After MGM dropped Iwerks, they hired Iwerks' former colleagues at Winkler Pictures, Hugh Harman and Rudolf Ising to produce a cartoon series called Happy Harmonies directly for the studio; they had cut ties with Leon Schlesinger after producing Looney Tunes and Merrie Melodies cartoons for Warner Bros.

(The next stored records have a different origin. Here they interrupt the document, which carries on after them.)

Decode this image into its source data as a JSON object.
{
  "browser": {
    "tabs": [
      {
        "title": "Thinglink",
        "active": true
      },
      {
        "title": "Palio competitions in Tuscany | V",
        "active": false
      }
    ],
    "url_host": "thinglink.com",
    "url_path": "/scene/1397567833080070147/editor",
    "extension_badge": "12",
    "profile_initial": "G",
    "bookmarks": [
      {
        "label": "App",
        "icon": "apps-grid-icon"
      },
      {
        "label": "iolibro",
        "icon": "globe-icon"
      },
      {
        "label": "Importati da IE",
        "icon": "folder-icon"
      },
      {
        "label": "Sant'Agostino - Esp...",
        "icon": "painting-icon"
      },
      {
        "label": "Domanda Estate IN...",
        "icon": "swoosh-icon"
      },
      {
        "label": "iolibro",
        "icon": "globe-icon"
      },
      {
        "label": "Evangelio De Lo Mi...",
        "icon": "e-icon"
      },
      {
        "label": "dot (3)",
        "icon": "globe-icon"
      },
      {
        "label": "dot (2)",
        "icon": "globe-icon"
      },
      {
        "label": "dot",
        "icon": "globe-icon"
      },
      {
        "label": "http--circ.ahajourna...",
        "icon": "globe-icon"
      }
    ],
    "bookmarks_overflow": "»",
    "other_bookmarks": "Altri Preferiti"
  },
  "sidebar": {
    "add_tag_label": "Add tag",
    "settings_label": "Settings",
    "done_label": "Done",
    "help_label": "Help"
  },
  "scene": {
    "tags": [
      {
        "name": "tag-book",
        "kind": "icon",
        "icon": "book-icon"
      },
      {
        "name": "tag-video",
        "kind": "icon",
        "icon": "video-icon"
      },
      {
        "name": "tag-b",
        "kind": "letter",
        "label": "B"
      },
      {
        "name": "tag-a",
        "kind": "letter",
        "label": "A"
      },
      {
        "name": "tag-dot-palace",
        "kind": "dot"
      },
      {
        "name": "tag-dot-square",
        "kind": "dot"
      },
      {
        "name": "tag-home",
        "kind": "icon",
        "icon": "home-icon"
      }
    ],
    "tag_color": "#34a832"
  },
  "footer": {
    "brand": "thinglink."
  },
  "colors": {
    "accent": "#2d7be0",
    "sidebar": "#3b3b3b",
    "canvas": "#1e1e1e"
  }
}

Pictures until 1933. A 1934 cartoon, The Good Scout, features a cameo appearance from Bosko, possibly an in-joke by former Harman-Ising animators Robert Stokes and Norm Blackburn.

==Filmography==
===1933===

| No. | Title | Director | Release date | Distributor | Film | Home media release(s) | Notes |
| 1 | The Air Race | Ub Iwerks | April 30, 1933 | Metro-Goldwyn-Mayer | The First Willie Whopper Cartoon. | Cartoons That Time Forgot (DVD) Ub Iwerks' Willie Whopper (Blu-ray/DVD) | The first Willie Whopper cartoon.; Rejected by MGM and never copyrighted.; |
| 2 | Play Ball | September 16, 1933 | Copyright Renewed | Ub Iwerks' Willie Whopper (Blu-ray/DVD) | The first Willie Whopper cartoon to be widely released. |
| 3 | Spite Flight | October 14, 1933 | Ub Iwerks' Willie Whopper (Blu-ray/DVD) |  |
| 4 | Stratos-Fear | November 11, 1933 | Cartoons That Time Forgot (DVD) Ub Iwerks' Willie Whopper (Blu-ray/DVD) |  |
| 5 | Davy Jones' Locker | December 9, 1933 | Ub Iwerks' Willie Whopper (Blu-ray/DVD) | Produced in Cinecolor. |

===1934===

| No. | Title | Director | Release date | Distributor | Home media release(s) | Notes |
| 6 | Hell's Fire | Ub Iwerks | January 6, 1934 | Metro-Goldwyn-Mayer | Cartoons That Time Forgot (DVD) Ub Iwerks' Willie Whopper (Blu-ray/DVD) | Retitled to "Masquerade Holiday" and “Vulcan Entertains" for reissues.; The full Cinecolor version was once considered lost, but has since been found.; |
| 7 | Robin Hood, Jr. | February 3, 1934 | Ub Iwerks' Willie Whopper (Blu-ray/DVD) |  |
| 8 | Insultin' the Sultan | April 14, 1934 | Cartoons That Time Forgot (DVD) Ub Iwerks' Willie Whopper (Blu-ray/DVD) |  |
| 9 | Reducing Creme | May 19, 1934 | Ub Iwerks' Willie Whopper (Blu-ray/DVD) |  |
| 10 | Rasslin' Round | June 1, 1934 | Cartoons That Time Forgot (DVD) Ub Iwerks' Willie Whopper (Blu-ray/DVD) |  |
| 11 | The Cave Man | July 6, 1934 | Ub Iwerks' Willie Whopper (Blu-ray/DVD) |  |
| 12 | Jungle Jitters | July 27, 1934 | Ub Iwerks' Willie Whopper (Blu-ray/DVD) |  |
| 13 | The Good Scout | September 1, 1934 | Cartoons That Time Forgot (DVD) Ub Iwerks' Willie Whopper (Blu-ray/DVD) | Features a Bosko cameo. |
| 14 | Viva Willie | September 21, 1934 | Cartoons That Time Forgot (DVD) Ub Iwerks' Willie Whopper (Blu-ray/DVD) | The final Willie Whopper cartoon. |

== Copyright Status ==
All of the Willie Whopper cartoons, with the lone exception of 1933’s “The Air Race”, were renewed between 1961 — 1962.